We have introduced data abstraction, a methodology for structuring
systems in such a way that much of a program can be specified
independent of the choices involved in implementing the data objects
that the program manipulates. For example, we saw in
section 2.1.1 how to separate the task of designing a
program that uses rational numbers from the task of implementing
rational numbers in terms of the computer language's primitive
mechanisms for constructing compound data. The key idea was to erect
an abstraction barrier—in this case, the selectors and constructors
for rational numbers (`make_rat`, `numer`, `denom`)—that
isolates the way rational numbers are used from their underlying
representation in terms of list structure. A similar abstraction
barrier isolates the details of the
functions
that perform rational
arithmetic (`add_rat`, `sub_rat`, `mul_rat`, and `div_rat`) from the higher-level

functions
that use rational
numbers. The resulting program has the structure shown in
figure 2.1.

These data-abstraction barriers are powerful tools for controlling
complexity. By isolating the underlying representations of data
objects, we can divide the task of designing a large program into
smaller tasks that can be performed separately. But this kind of data
abstraction is not yet powerful enough, because it may not always make
sense to speak of the underlying representation

for a data object.

For one thing, there might be more than one useful representation for a data object, and we might like to design systems that can deal with multiple representations. To take a simple example, complex numbers may be represented in two almost equivalent ways: in rectangular form (real and imaginary parts) and in polar form (magnitude and angle). Sometimes rectangular form is more appropriate and sometimes polar form is more appropriate. Indeed, it is perfectly plausible to imagine a system in which complex numbers are represented in both ways, and in which the functions for manipulating complex numbers work with either representation.

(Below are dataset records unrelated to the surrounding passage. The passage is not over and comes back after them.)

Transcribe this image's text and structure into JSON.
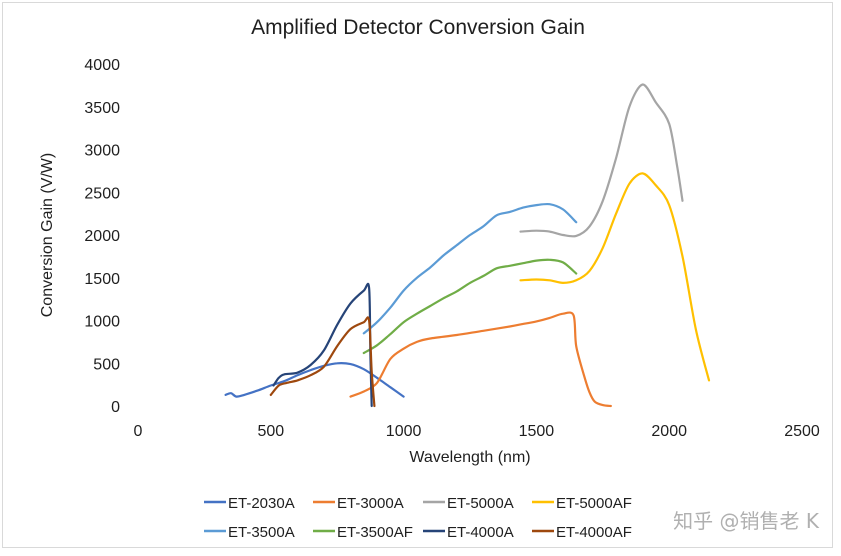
{
  "chart_data": {
    "type": "line",
    "title": "Amplified Detector Conversion Gain",
    "xlabel": "Wavelength (nm)",
    "ylabel": "Conversion Gain (V/W)",
    "xlim": [
      0,
      2500
    ],
    "ylim": [
      0,
      4000
    ],
    "xticks": [
      0,
      500,
      1000,
      1500,
      2000,
      2500
    ],
    "yticks": [
      0,
      500,
      1000,
      1500,
      2000,
      2500,
      3000,
      3500,
      4000
    ],
    "grid": false,
    "legend_position": "bottom",
    "series": [
      {
        "name": "ET-2030A",
        "color": "#4472C4",
        "x": [
          330,
          350,
          370,
          400,
          450,
          500,
          550,
          600,
          650,
          700,
          750,
          800,
          850,
          900,
          950,
          1000
        ],
        "y": [
          130,
          150,
          110,
          130,
          180,
          240,
          290,
          360,
          420,
          470,
          500,
          490,
          430,
          330,
          220,
          110
        ]
      },
      {
        "name": "ET-3000A",
        "color": "#ED7D31",
        "x": [
          800,
          850,
          900,
          950,
          1000,
          1050,
          1100,
          1200,
          1300,
          1400,
          1450,
          1500,
          1550,
          1600,
          1640,
          1650,
          1680,
          1700,
          1720,
          1750,
          1780
        ],
        "y": [
          110,
          170,
          270,
          550,
          670,
          750,
          790,
          830,
          880,
          930,
          960,
          990,
          1030,
          1080,
          1060,
          700,
          350,
          160,
          50,
          10,
          0
        ]
      },
      {
        "name": "ET-5000A",
        "color": "#A5A5A5",
        "x": [
          1440,
          1500,
          1550,
          1600,
          1650,
          1700,
          1750,
          1800,
          1850,
          1900,
          1950,
          2000,
          2030,
          2050
        ],
        "y": [
          2040,
          2050,
          2040,
          2000,
          1990,
          2100,
          2400,
          2900,
          3500,
          3760,
          3550,
          3300,
          2800,
          2400
        ]
      },
      {
        "name": "ET-5000AF",
        "color": "#FFC000",
        "x": [
          1440,
          1500,
          1550,
          1600,
          1650,
          1700,
          1750,
          1800,
          1850,
          1900,
          1950,
          2000,
          2050,
          2100,
          2150
        ],
        "y": [
          1470,
          1480,
          1470,
          1440,
          1470,
          1580,
          1850,
          2250,
          2600,
          2720,
          2580,
          2350,
          1750,
          900,
          300
        ]
      },
      {
        "name": "ET-3500A",
        "color": "#5B9BD5",
        "x": [
          850,
          900,
          950,
          1000,
          1050,
          1100,
          1150,
          1200,
          1250,
          1300,
          1350,
          1400,
          1450,
          1500,
          1550,
          1600,
          1650
        ],
        "y": [
          850,
          980,
          1150,
          1350,
          1500,
          1620,
          1760,
          1880,
          2000,
          2100,
          2230,
          2270,
          2320,
          2350,
          2360,
          2300,
          2150
        ]
      },
      {
        "name": "ET-3500AF",
        "color": "#70AD47",
        "x": [
          850,
          900,
          950,
          1000,
          1050,
          1100,
          1150,
          1200,
          1250,
          1300,
          1350,
          1400,
          1450,
          1500,
          1550,
          1600,
          1650
        ],
        "y": [
          620,
          710,
          840,
          980,
          1080,
          1170,
          1260,
          1340,
          1440,
          1520,
          1610,
          1640,
          1670,
          1700,
          1710,
          1680,
          1550
        ]
      },
      {
        "name": "ET-4000A",
        "color": "#264478",
        "x": [
          510,
          530,
          550,
          600,
          650,
          700,
          750,
          800,
          850,
          870,
          875,
          880
        ],
        "y": [
          240,
          330,
          370,
          390,
          480,
          650,
          950,
          1200,
          1350,
          1380,
          600,
          0
        ]
      },
      {
        "name": "ET-4000AF",
        "color": "#9E480E",
        "x": [
          500,
          530,
          560,
          600,
          650,
          700,
          750,
          800,
          850,
          870,
          880,
          890
        ],
        "y": [
          130,
          240,
          270,
          300,
          360,
          460,
          700,
          900,
          980,
          1000,
          400,
          0
        ]
      }
    ]
  },
  "watermark": "知乎 @销售老 K"
}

More importantly, programming systems are often designed by many
people working over extended periods of time, subject to requirements
that change over time. In such an environment, it is simply not
possible for everyone to agree in advance on choices of data
representation. So in addition to the data-abstraction barriers that
isolate representation from use, we need abstraction barriers that
isolate different design choices from each other and permit different
choices to coexist in a single program. Furthermore, since large
programs are often created by combining pre-existing modules that were
designed in isolation, we need conventions that permit programmers to
incorporate modules into larger systems
*additively*, that is,
without having to redesign or reimplement these modules.

In this section, we will learn how to cope with data that may be
represented in different ways by different parts of a program. This
requires constructing
*generic
functions*—functions
that can
operate on data that may be represented in more than one way. Our
main technique for building generic
functions
will be to work in terms
of data objects that have
*type tags*, that is, data objects
that include explicit information about how they are to be processed.
We will also discuss
*data-directed* programming, a powerful and
convenient implementation strategy for additively assembling systems
with generic operations.

We begin with the simple complex-number example. We will see how
type tags and data-directed style enable us to design separate
rectangular and polar representations for complex numbers while
maintaining the notion of an abstract complex-number

data object.
We will accomplish this by defining arithmetic
functions
for complex
numbers (`add_complex`, `sub_complex`, `mul_complex`, and
`div_complex`) in terms of generic selectors that access parts of
a complex number independent of how the number is represented. The
resulting complex-number system, as shown in
figure 2.19, contains two different kinds of
abstraction barriers. The horizontal

abstraction barriers play
the same role as the ones in
figure 2.1. They isolate higher-level

operations from lower-level

representations. In addition, there
is a vertical

barrier that gives us the ability to separately
design and install alternative representations.

In section 2.5 we will show how to use
type tags and data-directed style to develop a generic arithmetic
package. This provides
functions
(`add`, `mul`, and so on)
that can be used to manipulate all sorts of numbers

and can be
easily extended when a new kind of number is needed.
In section 2.5.3, we'll show how to use generic
arithmetic in a system that performs symbolic algebra.